Defense in depth: You are no longer one compromised maintainer away from a breach. An attacker has to compromise the specific version you pinned, not any future version. They have to do it before you pin, not after. The window of exposure shrinks.

Intentionality: Every dependency is a choice you made consciously. You know what is in your codebase because you put it there. Nothing arrived silently.

The Overrides Escape Hatch

Pinning direct dependencies is not enough. Your dependencies have dependencies, and those have ranges. A vulnerability in a transitive dependency can still reach you.

pnpm provides an overrides field for this.
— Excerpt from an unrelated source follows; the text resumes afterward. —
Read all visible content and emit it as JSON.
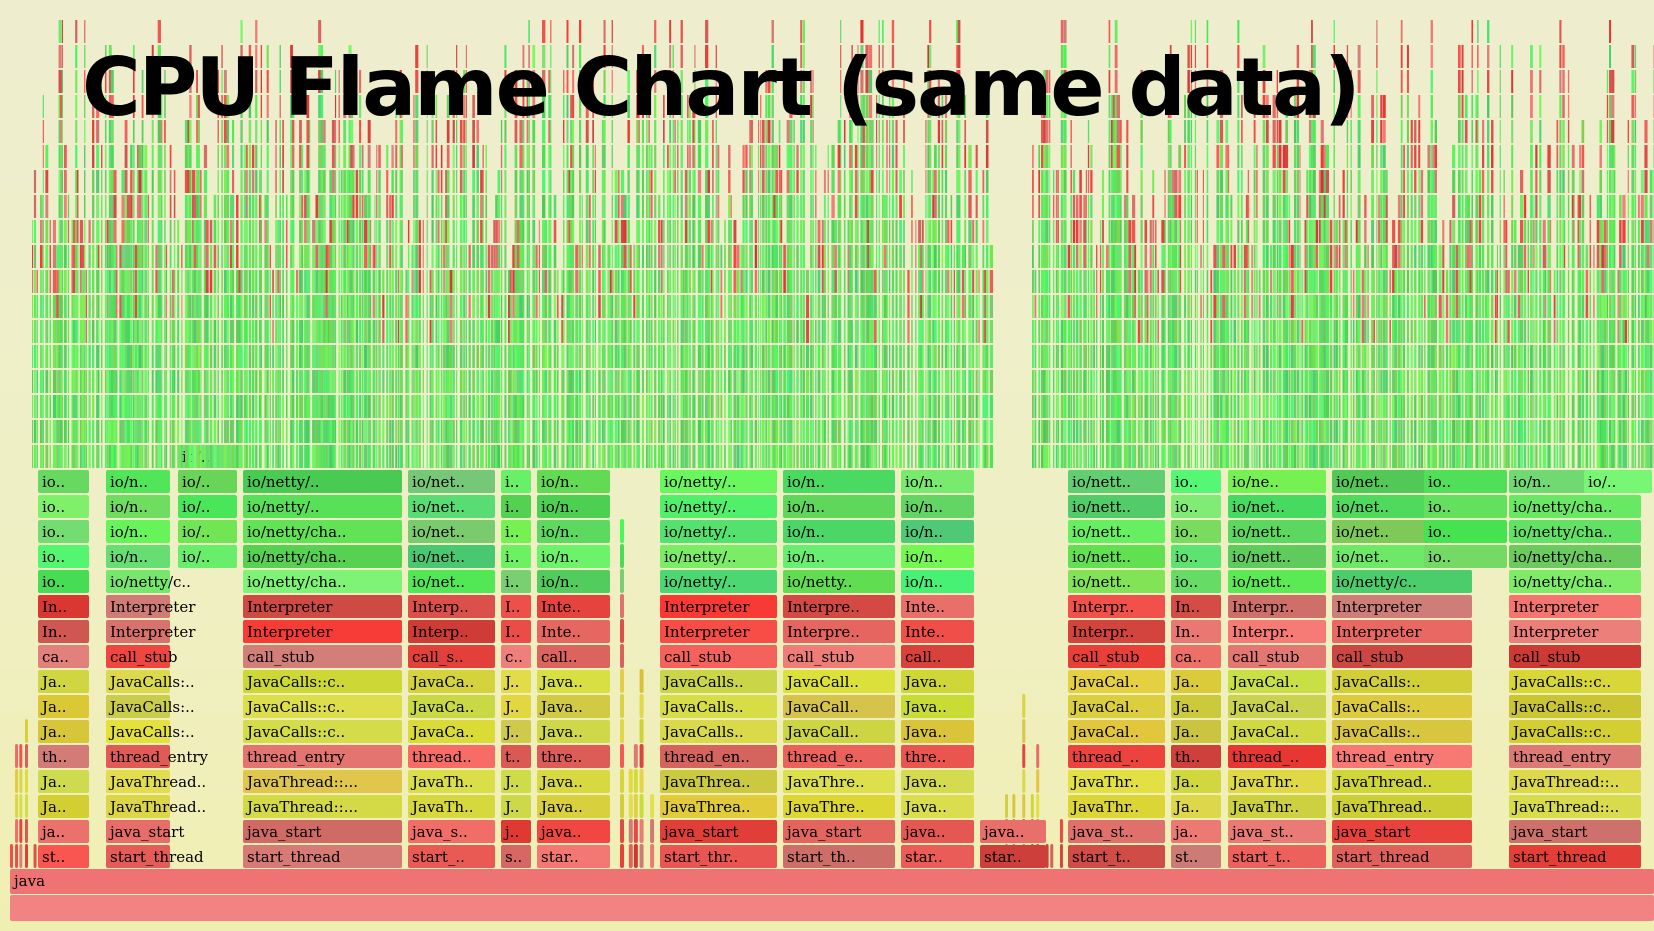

You can force transitive dependencies to specific versions, patching the tree without waiting for upstream maintainers to update.

overrides:
  "cross-spawn@<6.0.6": ">=6.0.6"
  "cookie@<0.7.0": ">=0.7.0"

This is where ranges are acceptable: in overrides, specifying a minimum version floor for transitive dependencies that have known vulnerabilities. You are not accepting arbitrary future versions; you are forcing a patch.

This Is Not Paranoia

The npm ecosystem has over two million packages. Most are maintained by individuals with no security budget. Account takeovers happen. Social engineering works. People burn out and hand off projects to strangers.

The default trust model assumes all of this will be fine, indefinitely, across every package in your dependency tree. That assumption is optimistic.

Pinning is not paranoia. It is an acknowledgment of how the ecosystem actually works. It is a choice to see every version change before it reaches your users.

The friction is worth it. I would rather review a hundred Dependabot PRs than explain one supply chain incident.